Someone, perhaps the leader of this expedition, is asking Aleta a question. She stares over his shoulder, proudly, refusing to answer. He backhands her hard enough to knock her on her side, but she crawls back to her knees and resumes her stubborn stare.
I can feel the fury churning in my belly. I beg my body to give me something else with which to fight. I search deep inside, trying to well up the strength to dash forward, but it is like dipping a bucket in an empty well, and it is all I can do to limp toward the small group with my gnarled, Changed knuckles dragging on the ground.
Their commander asks Aleta another question.

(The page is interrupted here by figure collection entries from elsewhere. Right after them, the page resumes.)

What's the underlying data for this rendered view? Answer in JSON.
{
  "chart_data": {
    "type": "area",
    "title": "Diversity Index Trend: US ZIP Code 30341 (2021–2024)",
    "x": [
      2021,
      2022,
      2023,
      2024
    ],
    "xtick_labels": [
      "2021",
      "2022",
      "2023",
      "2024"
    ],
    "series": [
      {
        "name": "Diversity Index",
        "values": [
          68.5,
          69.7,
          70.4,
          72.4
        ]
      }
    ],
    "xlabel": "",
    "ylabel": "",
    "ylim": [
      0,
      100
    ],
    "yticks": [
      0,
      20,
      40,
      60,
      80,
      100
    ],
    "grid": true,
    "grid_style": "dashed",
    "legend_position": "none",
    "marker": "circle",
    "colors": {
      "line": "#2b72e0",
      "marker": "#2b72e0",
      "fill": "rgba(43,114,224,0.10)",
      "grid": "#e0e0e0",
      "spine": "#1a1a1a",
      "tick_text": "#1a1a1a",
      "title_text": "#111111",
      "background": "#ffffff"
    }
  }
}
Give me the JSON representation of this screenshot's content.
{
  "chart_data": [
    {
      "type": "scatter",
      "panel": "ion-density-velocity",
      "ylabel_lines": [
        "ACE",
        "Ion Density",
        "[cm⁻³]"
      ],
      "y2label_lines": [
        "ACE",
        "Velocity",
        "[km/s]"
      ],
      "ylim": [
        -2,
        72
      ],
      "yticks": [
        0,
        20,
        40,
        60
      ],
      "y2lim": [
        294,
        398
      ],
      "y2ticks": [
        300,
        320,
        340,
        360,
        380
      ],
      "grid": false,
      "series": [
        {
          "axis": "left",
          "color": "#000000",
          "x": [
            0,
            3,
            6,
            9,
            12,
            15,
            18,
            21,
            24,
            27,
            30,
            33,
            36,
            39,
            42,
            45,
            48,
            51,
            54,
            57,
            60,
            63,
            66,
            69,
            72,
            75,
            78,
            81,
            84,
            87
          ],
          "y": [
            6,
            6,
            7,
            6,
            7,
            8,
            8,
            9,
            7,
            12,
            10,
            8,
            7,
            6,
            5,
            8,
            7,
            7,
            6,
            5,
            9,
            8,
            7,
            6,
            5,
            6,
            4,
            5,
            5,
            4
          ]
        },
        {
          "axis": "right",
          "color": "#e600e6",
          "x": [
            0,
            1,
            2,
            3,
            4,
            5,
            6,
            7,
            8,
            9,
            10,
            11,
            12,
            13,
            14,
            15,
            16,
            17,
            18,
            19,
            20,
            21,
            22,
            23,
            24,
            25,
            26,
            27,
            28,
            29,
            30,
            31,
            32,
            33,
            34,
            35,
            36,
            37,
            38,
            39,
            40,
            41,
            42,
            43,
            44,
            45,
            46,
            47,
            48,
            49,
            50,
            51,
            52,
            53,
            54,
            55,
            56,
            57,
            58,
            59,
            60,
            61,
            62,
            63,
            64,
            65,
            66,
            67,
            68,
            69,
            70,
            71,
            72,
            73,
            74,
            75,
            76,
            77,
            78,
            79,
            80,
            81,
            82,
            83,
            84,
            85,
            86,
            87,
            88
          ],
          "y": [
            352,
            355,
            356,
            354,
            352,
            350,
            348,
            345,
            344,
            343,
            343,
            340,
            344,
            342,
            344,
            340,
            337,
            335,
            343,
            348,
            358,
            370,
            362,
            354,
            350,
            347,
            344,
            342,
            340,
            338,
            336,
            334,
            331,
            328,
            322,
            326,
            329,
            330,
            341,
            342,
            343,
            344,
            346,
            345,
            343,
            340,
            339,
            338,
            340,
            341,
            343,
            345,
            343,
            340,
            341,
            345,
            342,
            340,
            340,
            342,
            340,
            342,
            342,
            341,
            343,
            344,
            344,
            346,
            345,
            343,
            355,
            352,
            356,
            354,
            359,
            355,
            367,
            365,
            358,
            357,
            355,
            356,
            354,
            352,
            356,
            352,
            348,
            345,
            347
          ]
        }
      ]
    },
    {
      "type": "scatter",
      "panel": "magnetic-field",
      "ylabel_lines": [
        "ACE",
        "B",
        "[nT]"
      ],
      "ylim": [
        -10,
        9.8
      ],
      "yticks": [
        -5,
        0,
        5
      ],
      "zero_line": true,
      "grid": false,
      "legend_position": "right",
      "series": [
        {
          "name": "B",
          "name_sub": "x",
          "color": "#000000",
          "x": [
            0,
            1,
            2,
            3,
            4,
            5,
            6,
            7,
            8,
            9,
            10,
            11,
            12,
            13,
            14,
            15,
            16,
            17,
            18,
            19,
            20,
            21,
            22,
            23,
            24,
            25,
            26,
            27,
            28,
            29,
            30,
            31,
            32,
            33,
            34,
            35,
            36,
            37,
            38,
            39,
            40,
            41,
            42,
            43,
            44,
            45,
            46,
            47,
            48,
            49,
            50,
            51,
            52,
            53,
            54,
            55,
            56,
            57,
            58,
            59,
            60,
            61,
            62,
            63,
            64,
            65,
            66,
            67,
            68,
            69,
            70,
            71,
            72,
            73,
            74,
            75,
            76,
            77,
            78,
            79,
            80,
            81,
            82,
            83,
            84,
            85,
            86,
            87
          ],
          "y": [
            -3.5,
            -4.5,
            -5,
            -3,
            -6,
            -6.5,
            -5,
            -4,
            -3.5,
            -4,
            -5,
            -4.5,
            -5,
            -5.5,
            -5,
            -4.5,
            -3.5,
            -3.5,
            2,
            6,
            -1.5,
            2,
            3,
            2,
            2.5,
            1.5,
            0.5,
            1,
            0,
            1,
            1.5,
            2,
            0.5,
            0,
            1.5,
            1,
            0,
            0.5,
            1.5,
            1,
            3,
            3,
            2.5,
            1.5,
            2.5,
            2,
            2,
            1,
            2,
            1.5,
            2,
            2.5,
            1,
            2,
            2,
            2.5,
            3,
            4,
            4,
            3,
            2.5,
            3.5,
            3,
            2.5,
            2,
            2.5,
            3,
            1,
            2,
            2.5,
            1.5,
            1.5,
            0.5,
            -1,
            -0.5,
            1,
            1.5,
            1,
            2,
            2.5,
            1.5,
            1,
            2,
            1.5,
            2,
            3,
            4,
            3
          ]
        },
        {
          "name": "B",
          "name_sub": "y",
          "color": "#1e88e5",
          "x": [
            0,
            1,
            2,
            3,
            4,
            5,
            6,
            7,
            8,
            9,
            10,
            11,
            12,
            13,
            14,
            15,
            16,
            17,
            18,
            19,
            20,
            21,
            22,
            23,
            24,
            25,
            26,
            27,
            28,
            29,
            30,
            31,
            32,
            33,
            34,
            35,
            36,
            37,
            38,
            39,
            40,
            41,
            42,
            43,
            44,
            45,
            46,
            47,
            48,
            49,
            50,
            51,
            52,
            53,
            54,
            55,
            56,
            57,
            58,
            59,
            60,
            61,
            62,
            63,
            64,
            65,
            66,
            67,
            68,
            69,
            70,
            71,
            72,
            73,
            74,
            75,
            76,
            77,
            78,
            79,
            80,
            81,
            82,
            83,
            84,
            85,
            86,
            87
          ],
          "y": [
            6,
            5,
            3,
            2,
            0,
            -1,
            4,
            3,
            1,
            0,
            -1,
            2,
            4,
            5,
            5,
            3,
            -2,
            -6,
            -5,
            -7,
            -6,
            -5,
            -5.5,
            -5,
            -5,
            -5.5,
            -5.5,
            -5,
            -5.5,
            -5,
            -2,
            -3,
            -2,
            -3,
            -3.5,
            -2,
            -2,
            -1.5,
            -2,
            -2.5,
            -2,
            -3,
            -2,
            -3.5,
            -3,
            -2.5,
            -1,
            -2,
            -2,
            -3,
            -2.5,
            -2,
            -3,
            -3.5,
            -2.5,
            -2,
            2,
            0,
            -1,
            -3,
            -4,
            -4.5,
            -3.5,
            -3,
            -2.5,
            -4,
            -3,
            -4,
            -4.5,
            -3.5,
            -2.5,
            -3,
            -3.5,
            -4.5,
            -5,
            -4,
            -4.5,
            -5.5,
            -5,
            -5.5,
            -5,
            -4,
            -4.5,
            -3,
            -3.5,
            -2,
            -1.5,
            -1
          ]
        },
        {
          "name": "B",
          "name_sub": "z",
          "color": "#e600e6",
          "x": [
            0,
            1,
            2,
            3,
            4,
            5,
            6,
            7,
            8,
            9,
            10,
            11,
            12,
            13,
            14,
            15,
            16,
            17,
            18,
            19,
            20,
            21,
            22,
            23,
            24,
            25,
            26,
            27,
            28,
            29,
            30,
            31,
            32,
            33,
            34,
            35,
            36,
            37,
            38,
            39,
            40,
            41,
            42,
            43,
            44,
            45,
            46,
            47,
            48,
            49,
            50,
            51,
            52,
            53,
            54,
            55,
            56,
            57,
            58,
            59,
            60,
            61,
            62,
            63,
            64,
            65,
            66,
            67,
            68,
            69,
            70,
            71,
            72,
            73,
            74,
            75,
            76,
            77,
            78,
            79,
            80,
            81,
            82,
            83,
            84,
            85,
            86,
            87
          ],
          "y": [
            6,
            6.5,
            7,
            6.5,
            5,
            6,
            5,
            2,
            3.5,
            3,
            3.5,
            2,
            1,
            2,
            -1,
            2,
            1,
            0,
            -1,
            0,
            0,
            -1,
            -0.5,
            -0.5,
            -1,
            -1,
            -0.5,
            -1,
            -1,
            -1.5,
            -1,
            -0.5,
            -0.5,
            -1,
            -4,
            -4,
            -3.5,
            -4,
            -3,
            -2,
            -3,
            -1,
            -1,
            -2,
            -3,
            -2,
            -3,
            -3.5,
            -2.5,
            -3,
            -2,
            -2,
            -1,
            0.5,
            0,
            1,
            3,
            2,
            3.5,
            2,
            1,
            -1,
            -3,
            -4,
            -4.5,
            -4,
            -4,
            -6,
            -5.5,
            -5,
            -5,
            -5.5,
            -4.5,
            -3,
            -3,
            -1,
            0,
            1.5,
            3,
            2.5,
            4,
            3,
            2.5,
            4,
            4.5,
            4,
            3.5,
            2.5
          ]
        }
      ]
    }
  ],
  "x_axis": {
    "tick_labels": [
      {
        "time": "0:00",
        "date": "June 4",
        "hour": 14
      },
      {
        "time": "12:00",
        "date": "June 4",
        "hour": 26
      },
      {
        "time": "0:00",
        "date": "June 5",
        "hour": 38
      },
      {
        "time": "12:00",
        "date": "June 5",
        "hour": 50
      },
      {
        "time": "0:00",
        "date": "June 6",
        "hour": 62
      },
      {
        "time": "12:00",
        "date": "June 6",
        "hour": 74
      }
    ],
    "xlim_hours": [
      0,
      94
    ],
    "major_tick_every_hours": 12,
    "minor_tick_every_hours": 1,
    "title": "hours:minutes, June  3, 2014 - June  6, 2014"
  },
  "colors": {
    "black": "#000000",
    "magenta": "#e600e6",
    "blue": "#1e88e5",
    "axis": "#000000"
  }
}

It is more forceful, demanding. She opens her mouth, then stops. I see her eyes land upon me. They widen, fearful, and her face seems to change. The stubbornness melts away, and she slumps inwardly, as if she has given up the fight.
The enemy commander laughs and leans toward her, repeating his questions.
Her lips tighten, and she spits at him. The enemy commander reels back, blood spattering his face and clean uniform. He shouts, kicking her in the stomach, then draws his pistol.
I want to ask her what she is doing. I silently beg her to stop fighting—to surrender and live through this thing. Selvie and Harado attempt to gain their feet. My friends scream at the enemy commander, who waves his pistol under their noses and then puts the barrel against Aleta’s forehead.
She meets my eyes, and I realize with startling clarity that she is buying me time. She sees that I am spent, and must know from my state that I have no strength. And yet she still has faith to try and gain me the time I need to sneak up on these bastards.